日本ケーブルテレビ連盟は2014年12月18日、電気通信事業法第172条の規定に基づき、NTT東西による光回線の「サービス卸」に対し、約款の作成と公表などを求める意見申出書を総務大臣宛てに提出した。連盟の意見書では、携帯電話の販売で問題になったような過度のキャッシュバック競争に巻き込まれる可能性があることに強い懸念を示している。

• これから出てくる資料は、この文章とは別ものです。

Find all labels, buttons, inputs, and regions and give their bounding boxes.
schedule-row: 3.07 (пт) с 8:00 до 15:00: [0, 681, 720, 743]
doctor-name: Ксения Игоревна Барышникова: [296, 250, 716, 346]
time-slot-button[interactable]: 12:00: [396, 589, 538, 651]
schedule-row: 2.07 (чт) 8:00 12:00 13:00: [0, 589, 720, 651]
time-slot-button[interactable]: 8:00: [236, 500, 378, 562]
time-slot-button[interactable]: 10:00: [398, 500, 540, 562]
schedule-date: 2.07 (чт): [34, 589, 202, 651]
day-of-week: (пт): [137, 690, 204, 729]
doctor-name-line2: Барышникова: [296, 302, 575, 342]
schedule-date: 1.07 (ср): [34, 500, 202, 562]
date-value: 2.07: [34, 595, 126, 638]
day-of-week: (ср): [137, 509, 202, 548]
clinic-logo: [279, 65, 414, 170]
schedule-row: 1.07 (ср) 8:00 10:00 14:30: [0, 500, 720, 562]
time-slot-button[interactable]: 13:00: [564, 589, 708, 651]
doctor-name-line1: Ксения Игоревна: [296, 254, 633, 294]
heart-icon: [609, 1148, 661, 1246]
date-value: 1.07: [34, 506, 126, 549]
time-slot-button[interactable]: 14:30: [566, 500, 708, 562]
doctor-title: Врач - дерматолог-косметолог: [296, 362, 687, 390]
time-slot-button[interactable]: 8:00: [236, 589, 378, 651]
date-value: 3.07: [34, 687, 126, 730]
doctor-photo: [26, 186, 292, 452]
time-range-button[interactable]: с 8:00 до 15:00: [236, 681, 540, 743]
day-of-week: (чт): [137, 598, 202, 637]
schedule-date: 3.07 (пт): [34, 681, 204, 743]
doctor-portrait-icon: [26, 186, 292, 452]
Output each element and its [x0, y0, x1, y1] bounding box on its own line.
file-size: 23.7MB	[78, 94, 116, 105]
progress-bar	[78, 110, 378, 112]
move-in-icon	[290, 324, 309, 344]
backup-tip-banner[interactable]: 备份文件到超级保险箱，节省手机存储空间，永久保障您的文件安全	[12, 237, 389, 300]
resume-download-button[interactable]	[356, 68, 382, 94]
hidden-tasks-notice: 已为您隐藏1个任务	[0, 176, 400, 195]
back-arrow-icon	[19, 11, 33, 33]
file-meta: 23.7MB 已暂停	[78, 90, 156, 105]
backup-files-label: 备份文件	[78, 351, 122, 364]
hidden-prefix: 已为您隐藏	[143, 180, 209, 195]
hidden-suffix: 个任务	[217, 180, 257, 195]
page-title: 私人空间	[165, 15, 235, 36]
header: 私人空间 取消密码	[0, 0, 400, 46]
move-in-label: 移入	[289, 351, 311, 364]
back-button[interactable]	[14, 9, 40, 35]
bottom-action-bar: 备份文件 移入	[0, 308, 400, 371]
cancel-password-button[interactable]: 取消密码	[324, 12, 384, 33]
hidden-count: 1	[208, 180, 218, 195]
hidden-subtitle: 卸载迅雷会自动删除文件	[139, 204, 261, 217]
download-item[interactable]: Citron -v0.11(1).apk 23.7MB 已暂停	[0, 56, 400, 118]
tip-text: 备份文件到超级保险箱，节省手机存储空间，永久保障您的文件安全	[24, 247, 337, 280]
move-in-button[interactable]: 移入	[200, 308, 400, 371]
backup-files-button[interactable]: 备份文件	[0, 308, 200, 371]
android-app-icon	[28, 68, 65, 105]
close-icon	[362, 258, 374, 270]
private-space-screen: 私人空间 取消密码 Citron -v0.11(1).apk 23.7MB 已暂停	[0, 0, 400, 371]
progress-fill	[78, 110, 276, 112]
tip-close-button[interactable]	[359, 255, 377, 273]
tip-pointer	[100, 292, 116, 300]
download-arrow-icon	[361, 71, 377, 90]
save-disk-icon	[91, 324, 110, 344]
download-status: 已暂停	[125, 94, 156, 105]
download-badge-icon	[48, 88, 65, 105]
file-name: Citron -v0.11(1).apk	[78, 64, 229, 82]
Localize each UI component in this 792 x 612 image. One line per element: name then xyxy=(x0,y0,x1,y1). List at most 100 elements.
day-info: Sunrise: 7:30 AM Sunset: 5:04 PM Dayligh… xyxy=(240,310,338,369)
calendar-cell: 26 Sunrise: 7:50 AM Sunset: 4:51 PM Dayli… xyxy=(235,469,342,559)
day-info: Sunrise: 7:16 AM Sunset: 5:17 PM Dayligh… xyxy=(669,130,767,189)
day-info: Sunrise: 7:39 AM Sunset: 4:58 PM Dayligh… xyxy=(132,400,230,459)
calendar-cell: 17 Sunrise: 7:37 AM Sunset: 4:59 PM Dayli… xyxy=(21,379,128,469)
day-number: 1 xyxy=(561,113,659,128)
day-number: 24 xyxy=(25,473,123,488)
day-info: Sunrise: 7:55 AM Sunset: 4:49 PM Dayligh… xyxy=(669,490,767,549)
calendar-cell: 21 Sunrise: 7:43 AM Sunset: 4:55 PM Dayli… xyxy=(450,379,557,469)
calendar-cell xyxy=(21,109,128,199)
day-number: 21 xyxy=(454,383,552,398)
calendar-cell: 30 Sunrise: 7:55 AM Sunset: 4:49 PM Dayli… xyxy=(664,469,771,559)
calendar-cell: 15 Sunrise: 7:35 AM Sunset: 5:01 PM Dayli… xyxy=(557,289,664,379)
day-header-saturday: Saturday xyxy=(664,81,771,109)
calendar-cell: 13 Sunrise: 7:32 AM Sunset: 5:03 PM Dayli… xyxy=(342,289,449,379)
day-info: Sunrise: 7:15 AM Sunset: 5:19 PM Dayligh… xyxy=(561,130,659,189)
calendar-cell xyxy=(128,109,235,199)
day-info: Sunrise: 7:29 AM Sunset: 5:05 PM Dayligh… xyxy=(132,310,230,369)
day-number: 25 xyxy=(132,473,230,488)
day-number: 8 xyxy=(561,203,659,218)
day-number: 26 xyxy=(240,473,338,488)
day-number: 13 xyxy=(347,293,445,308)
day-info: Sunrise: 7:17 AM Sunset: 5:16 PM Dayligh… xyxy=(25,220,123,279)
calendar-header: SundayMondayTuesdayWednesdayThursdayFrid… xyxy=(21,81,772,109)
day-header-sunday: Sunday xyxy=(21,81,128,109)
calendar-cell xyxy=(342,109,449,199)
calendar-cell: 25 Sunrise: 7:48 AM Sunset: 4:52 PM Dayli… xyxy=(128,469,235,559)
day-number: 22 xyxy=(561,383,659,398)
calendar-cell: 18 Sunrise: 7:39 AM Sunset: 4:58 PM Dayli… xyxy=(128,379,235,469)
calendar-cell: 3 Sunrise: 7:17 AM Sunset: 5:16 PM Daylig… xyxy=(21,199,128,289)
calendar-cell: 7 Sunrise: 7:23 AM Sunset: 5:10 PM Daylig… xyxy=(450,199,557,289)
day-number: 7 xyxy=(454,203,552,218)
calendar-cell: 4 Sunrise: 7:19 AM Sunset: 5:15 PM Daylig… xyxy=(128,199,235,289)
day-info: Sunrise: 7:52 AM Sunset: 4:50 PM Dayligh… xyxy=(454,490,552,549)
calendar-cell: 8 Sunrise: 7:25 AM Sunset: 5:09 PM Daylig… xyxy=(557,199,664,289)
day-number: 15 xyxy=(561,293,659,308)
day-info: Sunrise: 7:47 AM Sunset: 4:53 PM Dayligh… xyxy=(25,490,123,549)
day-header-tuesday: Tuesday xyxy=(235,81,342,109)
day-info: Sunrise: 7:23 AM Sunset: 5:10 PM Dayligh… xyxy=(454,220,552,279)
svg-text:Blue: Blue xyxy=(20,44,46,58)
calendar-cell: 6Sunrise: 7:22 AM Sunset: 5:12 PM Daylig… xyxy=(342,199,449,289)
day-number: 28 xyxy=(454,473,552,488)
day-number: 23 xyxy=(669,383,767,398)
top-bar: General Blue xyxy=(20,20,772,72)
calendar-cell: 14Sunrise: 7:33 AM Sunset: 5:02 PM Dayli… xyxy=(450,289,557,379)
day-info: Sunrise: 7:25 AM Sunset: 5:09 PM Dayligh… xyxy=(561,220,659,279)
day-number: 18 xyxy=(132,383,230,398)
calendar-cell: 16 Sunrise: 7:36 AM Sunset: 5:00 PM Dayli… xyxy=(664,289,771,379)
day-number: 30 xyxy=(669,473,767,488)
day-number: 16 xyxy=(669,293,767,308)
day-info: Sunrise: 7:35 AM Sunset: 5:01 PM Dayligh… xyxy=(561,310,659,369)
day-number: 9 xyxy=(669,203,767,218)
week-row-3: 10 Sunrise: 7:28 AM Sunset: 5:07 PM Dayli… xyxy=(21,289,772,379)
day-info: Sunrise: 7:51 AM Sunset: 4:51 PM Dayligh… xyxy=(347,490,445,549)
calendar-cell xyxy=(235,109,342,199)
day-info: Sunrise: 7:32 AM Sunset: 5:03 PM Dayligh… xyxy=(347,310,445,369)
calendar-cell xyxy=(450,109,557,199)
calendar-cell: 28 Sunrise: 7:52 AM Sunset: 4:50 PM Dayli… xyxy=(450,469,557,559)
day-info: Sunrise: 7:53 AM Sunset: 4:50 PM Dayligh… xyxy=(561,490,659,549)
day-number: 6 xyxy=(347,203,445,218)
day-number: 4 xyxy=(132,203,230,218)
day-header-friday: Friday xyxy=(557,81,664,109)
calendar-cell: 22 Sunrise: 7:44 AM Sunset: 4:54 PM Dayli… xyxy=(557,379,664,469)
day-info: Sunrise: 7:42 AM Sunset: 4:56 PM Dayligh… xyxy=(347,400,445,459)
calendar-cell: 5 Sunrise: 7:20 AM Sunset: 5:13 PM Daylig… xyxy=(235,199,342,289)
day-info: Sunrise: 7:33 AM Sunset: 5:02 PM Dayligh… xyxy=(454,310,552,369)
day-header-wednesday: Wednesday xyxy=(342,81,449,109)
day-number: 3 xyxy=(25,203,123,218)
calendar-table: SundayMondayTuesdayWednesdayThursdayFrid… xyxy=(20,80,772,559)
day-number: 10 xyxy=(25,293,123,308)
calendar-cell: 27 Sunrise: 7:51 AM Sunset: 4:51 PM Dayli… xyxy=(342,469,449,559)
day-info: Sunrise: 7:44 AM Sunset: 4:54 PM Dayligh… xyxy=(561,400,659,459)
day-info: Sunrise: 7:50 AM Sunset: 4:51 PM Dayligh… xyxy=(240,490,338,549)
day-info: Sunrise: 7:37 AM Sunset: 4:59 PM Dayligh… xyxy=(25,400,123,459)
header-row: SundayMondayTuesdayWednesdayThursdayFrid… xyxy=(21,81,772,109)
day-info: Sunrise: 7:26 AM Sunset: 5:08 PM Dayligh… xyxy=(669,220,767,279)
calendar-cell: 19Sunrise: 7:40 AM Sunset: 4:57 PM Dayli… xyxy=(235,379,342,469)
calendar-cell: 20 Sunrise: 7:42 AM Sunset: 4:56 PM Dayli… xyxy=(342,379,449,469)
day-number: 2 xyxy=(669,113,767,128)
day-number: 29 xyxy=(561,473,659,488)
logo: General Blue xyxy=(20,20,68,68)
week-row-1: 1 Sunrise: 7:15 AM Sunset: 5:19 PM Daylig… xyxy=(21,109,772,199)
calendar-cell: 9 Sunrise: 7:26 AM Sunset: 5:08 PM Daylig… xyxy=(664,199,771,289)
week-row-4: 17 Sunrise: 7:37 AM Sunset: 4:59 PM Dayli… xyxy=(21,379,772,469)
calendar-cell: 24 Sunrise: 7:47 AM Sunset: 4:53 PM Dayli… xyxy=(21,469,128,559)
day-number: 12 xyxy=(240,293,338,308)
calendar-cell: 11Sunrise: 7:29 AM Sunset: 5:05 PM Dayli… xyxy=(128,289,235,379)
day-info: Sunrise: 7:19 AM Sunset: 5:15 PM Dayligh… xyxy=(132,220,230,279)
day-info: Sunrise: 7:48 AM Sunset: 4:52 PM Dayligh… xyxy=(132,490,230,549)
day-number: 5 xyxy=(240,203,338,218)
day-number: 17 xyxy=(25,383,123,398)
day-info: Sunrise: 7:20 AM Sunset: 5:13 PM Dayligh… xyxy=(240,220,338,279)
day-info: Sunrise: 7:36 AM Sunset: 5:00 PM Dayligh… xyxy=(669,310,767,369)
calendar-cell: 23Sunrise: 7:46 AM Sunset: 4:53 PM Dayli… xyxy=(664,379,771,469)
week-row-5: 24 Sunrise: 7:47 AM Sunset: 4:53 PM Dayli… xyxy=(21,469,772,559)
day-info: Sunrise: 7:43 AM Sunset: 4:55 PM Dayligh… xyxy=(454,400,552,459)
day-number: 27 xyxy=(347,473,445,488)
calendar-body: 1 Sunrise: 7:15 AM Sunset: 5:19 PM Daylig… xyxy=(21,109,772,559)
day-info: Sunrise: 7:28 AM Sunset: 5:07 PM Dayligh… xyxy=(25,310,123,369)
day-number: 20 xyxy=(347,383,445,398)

 連盟の意見書では、「卸電気通信役務であっても相互接続と同等の事前認可とし、約款の作成、公表の義務化」「サービス卸を通じた不当なNTTグループ連携が行われないために適切に監視しチェックする体制の整備」「過度のキャッシュバックを規制する仕組みあるいは具体的な監視の方法を構築すると共に、事後に発動される業務改善命令制度とは異なる予見的な行政指導などの手順を講じる」などを求めている。

 約款の作成・公表の義務化や、不当なグループ間連携に対する適切な監視体制整備といった内容は、KDDIの要望書とも共通的な要素だが、過度のキャッシュバックを規制する仕組みなどを要求する三つ目の内容は、この業界独自のものである。

 背景には、大手通信キャリアと本格的なキャシュバック競争に陥ると、経営規模が圧倒的に小さいケーブルテレビ事業者は太刀打ちできず、一気に市場から淘汰されかねないという危機感がある。「特に携帯電話事業者が参入すると、大きな顧客基盤や圧倒的な資金力を背景として、過度のキャッシュバックあるいはパッケージディスカウント等により、利用者に提供される料金の適正性が実質的に損なわれ、固定通信市場における公正な競争を歪め、携帯電話事業者による固定通信市場の市場支配を招く虞がある」と指摘する。

 キャシュバック競争が過熱していったん顧客が奪われると、ケーブルテレビの事業規模では建て直しは厳しい。このため、たとえ事後に業務改善命令が発令されても効力を発揮しないと考え、事前に予見的な措置を求める内容となっている。

 なお、電気通信事業法第172条に基づく意見申出書は、受理した後に総務省で調査などを行った上で、処理の結果について、申し出た者に通知することになっている。